2.6 Caffeine and your metabolism.

Caffeine increases the level of circulating fatty acids. This has been shown to increase the oxidation of these fuels, hence enhancing fat oxidation. Caffeine has been used for years by runners and endurance people to enhance fatty acid metabolism. It's particularly effective in those who are not habitual users.

Caffeine is not an appetite suppressant. It does affect metabolism, though it is a good question whether its use truly makes any difference during a diet. The questionable rationale for its original inclusion in diet pills was to make a poor man's amphetamine-like preparation from the non-stimulant sympathomimetic phenylpropanolamine and the stimulant caffeine. (That you end up with something very non-amphetamine like is neither here nor there.) The combination drugs were called "Dexatrim" or Dexa-whosis (as in Dexedrine) for a reason, namely, to assert its similarity in the minds of prospective buyers. However, caffeine has not been in OTC diet pills for many years per order of the FDA, which stated that there was no evidence of efficacy for such a combination.

From Goodman and Gilman's The Pharmacological Basis of Therapeutics:

 

Caffeine in combination with an analgesic, such as aspirin, is widely used in the treatment of ordinary types of headache. There are few data to substantiate its efficacy for this purpose. Caffeine is also used in combination with an ergot alkaloid in the treatment of migrane (Chapter 39).

Ergotamine is usually administered orally (in combination with caffeine) or sublingually [...] If a patient cannot tolerate ergotamine orally, rectal administration of a mixture of caffeine and ergotamine tartarate may be attempted.

The bioavailability [of ergotamine] after sublingual administration is also poor and is often inadequate for therapeutic purposes [...] the concurrent administration of caffeine (50-100 mg per mg of ergotamine) improves both the rate and extent of absorption [...] However, there is little correspondence between the concentration of ergotamine in plasma and the intensity or duration of therapeutic or toxic effects.

Caffeine enhances the action of the ergot alkaloids in the treatment of migrane, a discovery that must be credited to the sufferers from the disease who observed that strong coffee gave symptomatic relief, especially when combined with the ergot alkaloids. As mentioned, caffeine increases the oral and rectal absorption of ergotamine, and it is widely believed that this accounts for its enhancement of therapeutic effects.

Nowadays most of researchers believe that the stimulatory actions are attributable to the antagonism of the adenosine.
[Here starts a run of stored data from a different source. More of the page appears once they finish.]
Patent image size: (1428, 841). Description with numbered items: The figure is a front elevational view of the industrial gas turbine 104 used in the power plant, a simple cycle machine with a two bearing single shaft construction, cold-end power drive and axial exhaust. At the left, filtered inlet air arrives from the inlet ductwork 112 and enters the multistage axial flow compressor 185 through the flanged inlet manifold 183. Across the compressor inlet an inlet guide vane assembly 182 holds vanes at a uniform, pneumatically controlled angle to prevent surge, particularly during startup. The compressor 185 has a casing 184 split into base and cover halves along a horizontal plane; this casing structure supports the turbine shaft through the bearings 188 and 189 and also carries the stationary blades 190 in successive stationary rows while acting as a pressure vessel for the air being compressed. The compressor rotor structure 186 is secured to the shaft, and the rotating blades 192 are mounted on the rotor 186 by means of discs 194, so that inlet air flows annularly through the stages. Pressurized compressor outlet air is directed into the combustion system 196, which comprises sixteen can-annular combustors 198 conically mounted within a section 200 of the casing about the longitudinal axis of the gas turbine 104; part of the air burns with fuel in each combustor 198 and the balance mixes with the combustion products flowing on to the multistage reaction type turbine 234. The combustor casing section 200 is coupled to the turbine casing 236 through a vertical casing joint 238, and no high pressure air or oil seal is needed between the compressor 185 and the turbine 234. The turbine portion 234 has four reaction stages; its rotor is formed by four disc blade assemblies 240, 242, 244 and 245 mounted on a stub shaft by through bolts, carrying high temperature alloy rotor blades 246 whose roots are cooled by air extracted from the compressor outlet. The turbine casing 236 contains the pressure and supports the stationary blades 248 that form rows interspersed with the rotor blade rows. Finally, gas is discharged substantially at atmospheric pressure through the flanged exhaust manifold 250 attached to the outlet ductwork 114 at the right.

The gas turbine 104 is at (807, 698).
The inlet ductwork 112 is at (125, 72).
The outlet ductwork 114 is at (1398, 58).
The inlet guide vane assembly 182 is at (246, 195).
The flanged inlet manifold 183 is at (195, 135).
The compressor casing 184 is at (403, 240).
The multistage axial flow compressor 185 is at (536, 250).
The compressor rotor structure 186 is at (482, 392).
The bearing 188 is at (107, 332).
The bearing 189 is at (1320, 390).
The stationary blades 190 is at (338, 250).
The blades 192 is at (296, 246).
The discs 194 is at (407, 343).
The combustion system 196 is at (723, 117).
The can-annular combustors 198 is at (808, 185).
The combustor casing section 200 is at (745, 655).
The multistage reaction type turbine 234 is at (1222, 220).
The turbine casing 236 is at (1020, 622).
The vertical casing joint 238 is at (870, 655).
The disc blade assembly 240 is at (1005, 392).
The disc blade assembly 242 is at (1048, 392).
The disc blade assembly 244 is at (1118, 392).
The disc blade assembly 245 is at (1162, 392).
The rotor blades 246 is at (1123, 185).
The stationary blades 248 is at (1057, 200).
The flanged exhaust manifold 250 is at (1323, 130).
Agonists at the adenosine receptors produce sedation while antagonists at these sites, like caffeine and theophylline induce stimulation, and what is even more important, the latter substance also reverse agonists-induced symptoms of sedation, thus indicating that this effects go through these receptors.

Another possibility, however, is that methylxanthines enhance release of excitatory aminoacids, like glutamate and aspartate, which are the main stimulatory neurotransmitters in the brain.

As to the side effects: methylxanthines inhibit protective activity of common antiepileptic drugs in exptl. animals in doses comparable to those used in humans when correction to the surface area is made. It should be underlined, that although tolerance develop to the stimulatory effects of theo or caffeine when administered on a chronic base, we found no tolerance to the above effects . This hazardous influence was even enhanced over time. Therefore, it should be emphasized that individuals suffering from epilepsy should avoid, or at least reduce consumption of coffee and other caffeine-containing beverages.